What was the patient population enrolled and evaluated in this study?

This was a single-center phase 2 study. We decided to enroll any patient who was supposed to get a commercial CAR T-cell therapy. Patients were screened when they planned to get the CAR T-cell therapy and [subsequently] enrolled when they developed their first CRS or ICANS.

In this interim analysis, we had 6 patients enrolled, of which 3 had a diagnosis DLBCL, 1 had follicular lymphoma, and 2 had multiple myeloma.

What were some of the key findings from this interim analysis?

The study [is designed to include] 20 [total] patients. The study was meant to be conducted in 2 phases. [In] the first phase, after 7 patients enrolled, we assessed for futility. If we saw that 3 or fewer patients did not have a complete resolution of CRS with siltuximab and required rescue tocilizumab, then the trial would be futile.

However, what we showed the results from the first 6 patients, of which 5 had a complete resolution of their CRS, with a median time of resolution of 1 hour from infusion completion.

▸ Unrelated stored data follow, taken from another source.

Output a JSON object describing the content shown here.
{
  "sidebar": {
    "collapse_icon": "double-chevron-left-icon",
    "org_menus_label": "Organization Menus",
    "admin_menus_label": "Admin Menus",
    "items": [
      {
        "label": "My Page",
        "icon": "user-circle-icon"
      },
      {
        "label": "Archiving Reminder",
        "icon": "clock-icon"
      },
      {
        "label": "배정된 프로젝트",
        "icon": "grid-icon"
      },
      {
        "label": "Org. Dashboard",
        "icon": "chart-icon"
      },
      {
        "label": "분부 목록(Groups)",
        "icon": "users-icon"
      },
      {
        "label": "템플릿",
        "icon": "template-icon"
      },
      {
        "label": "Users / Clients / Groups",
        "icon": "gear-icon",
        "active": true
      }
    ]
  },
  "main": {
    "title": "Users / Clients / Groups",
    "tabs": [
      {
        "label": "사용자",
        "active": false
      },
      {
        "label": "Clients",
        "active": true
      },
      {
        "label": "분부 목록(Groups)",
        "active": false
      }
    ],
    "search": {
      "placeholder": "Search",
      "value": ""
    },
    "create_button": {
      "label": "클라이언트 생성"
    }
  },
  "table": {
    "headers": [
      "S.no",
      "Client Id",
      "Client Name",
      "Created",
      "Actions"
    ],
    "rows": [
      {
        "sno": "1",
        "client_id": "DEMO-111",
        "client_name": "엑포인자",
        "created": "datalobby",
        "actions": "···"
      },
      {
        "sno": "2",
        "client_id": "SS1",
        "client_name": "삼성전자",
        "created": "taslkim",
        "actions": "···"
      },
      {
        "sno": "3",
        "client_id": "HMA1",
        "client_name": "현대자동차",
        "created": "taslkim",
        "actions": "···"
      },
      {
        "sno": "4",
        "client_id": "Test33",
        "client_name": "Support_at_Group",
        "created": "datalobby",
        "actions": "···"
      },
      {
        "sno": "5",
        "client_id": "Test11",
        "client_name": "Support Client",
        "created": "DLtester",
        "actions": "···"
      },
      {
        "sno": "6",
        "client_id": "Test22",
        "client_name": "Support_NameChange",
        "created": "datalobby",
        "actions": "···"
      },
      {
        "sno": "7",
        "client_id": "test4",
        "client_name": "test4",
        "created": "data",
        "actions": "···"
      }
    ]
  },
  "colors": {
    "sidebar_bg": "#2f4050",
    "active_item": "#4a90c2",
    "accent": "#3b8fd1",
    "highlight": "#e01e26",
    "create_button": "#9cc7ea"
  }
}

Two patients needed 2 doses of siltuximab to achieve that.

Based on these results, how might this agent potentially affect quality of life [QOL] for patients who receive CAR T-cell therapy?

We are evaluating neurocognitive function, as the whole rationale for using siltuximab is to see if it decreases the severity of both CRS and ICANS. We are trying to see if there is an impact on neurocognitive functioning of patients.

What we're using is a National Institutes of Health neurocognitive toolbox, which is an iPad-based questionnaire that patients [complete] before and after CAR T-cell infusion. These [QOL evaluations] also include patients that were supposed to get CAR T-cell therapy and do not have CRS or ICANS, so we have a comparator arm, as well.

When we have more patients, we hope to provide updates with the results of this [QOL] testing. We hope that siltuximab has some better effects on the neurocognitive functioning.

What have you observed about the safety profile of siltuximab?

It's very hard to assess for AEs that are related to siltuximab in the setting of receiving CAR T-cell therapy. However, we did not observe any infusion-related reactions. There were no other new or surprising AEs noted in these patients, understanding that most of these patients are recuperating from lymphodepleting chemotherapy. There was nothing really surprising [regarding safety].

Can you expand on the next steps for investigating siltuximab in this setting? What could be the potential clinical implications for this research?

The first step is always completion of the trial, getting and publishing more data. [The interim analysis] serves as a good starting point. Earlier, we didn't have any published data for the use of siltuximab. However, we now do have some data, and we will provide more data.

Although I’m not sure about this, the future direction [of this research could evaluate whether] siltuximab reduces the severity [of CRS or ICANS], and the only way to measure that is to compare it with tocilizumab, and that could be the future implication of this research.

Based on the data reported thus far, what is your stance on the role of siltuximab for patients who may experience CRS or ICANS following CAR T-cell therapy?

Now we have some preliminary prospective data for the use of siltuximab in the treatment of CRS and ICANS with promising response rates. However, I would still be very cautious in using it before tocilizumab, given that our experience is very good with tocilizumab. This is something in the future where we may consider replacing tocilizumab, but not at this time point.

Reference

Narkhede M, Di Stasi A, Bal S, et al. Interim analysis of investigator-initiated phase 2 trial of siltuximab in treatment of cytokine release syndrome and immune effector cell associated neurotoxicity related to CAR T-Cell therapy. Presented at: 2023 Transplantation and Cellular Therapy Meetings. February 15-19, 2023; Orlando, FL. Abstract 165.